• Méconnaissance 

     

    La croyance

     

    Ce qui mène le monde, ce n’est pas l’économie, ni l’argent, ni l’égoïsme, ni l’ambition, c’est la croyance ! Savoir ne sert à rien tant que l’on ne croit pas à la véracité de ce que l’on sait. Donc, fatalement, tout revient à nos croyances. Dangereuse faiblesse de notre rationalité.

       Pendant des millénaires, les humains se sont satisfaits de croire… que la terre était plate, que le tonnerre exprimait le courroux de Dieu, qu’il fallait sacrifier des vierges pour obtenir les bonnes grâces du ciel, etc. Tout ce qui nous semble absurde aujourd’hui était la logique courante et les civilisations, toutes sans exception, se sont construites sur ces fables, ces mythes et légendes. Et elles ont tenu longtemps. N’est-ce pas étonnant ? À quoi sert la vérité ? Apparemment, à pas grand-chose.
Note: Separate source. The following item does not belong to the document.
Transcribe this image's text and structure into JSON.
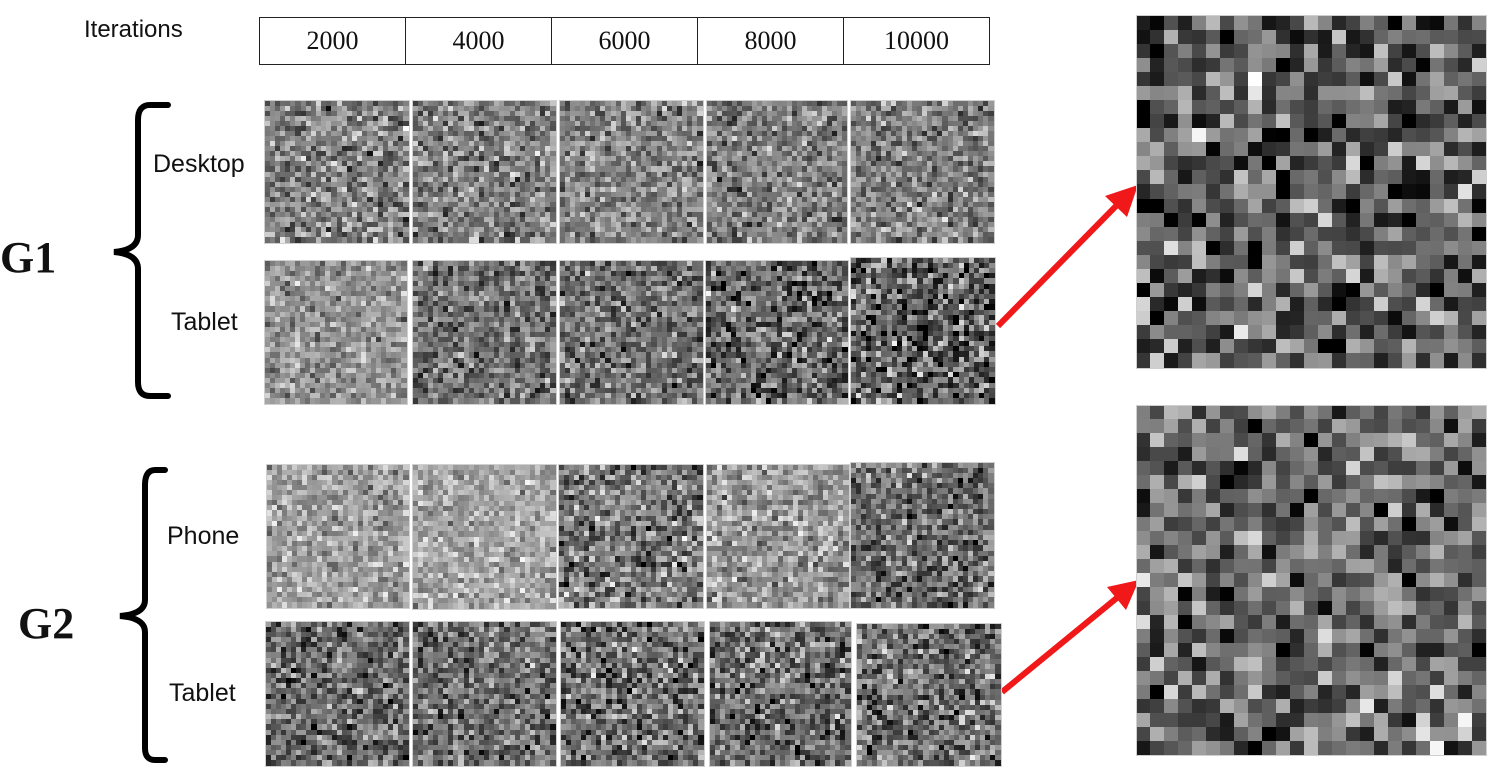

       Avec la désacralisation progressive du monde (c’est-à-dire l’évacuation des superstitions de nos têtes), la science a pu avancer et les humains ont appris à faire confiance à leurs connaissances acquises. « L’homme, allez savoir pourquoi, est tellement avide d’explications que la première forme stable venue le rassure. C’est prodige que, malgré cette pesanteur, il choisisse de s’en remettre à l’algèbre plutôt qu’à la numérologie quand il veut construire un pont ! »* L’expérience, et l’accumulation tragique des erreurs, ont sans doute convaincu les pauvres humains que leurs croyances étaient fragiles. Dernière étape : « l’homme moderne », positiviste, se méfie de la croyance comme de la peste — tout en étant convaincu qu’il tient là la bonne croyance.

       Mais le désenchantement du monde conduit aujourd’hui à une inversion dramatique des certitudes et ce sont les affabulations, les stories, les « narratifs », la contre-vérité, et tout ce que les influenceurs inventent avec une déroutante facilité, qui « mènent le monde ». L’archaïque revient en force. Les menteurs, les tricheurs, les calomniateurs n’ont jamais autant eu la part belle. Jusqu’aux plus hautes instances des États. L’imagination remplace le raisonnement, le présupposé devient vérité anticipée, l’intuition sert de guide, le soupçon et la peur, associés à la méchanceté toujours présente, l’emportent sur tout. Le ressentiment leur tient lieu de conscience. Et ils trouvent leur malveillance spontanée équivalente à de la sagesse.

     

    * Le Maître des désirs.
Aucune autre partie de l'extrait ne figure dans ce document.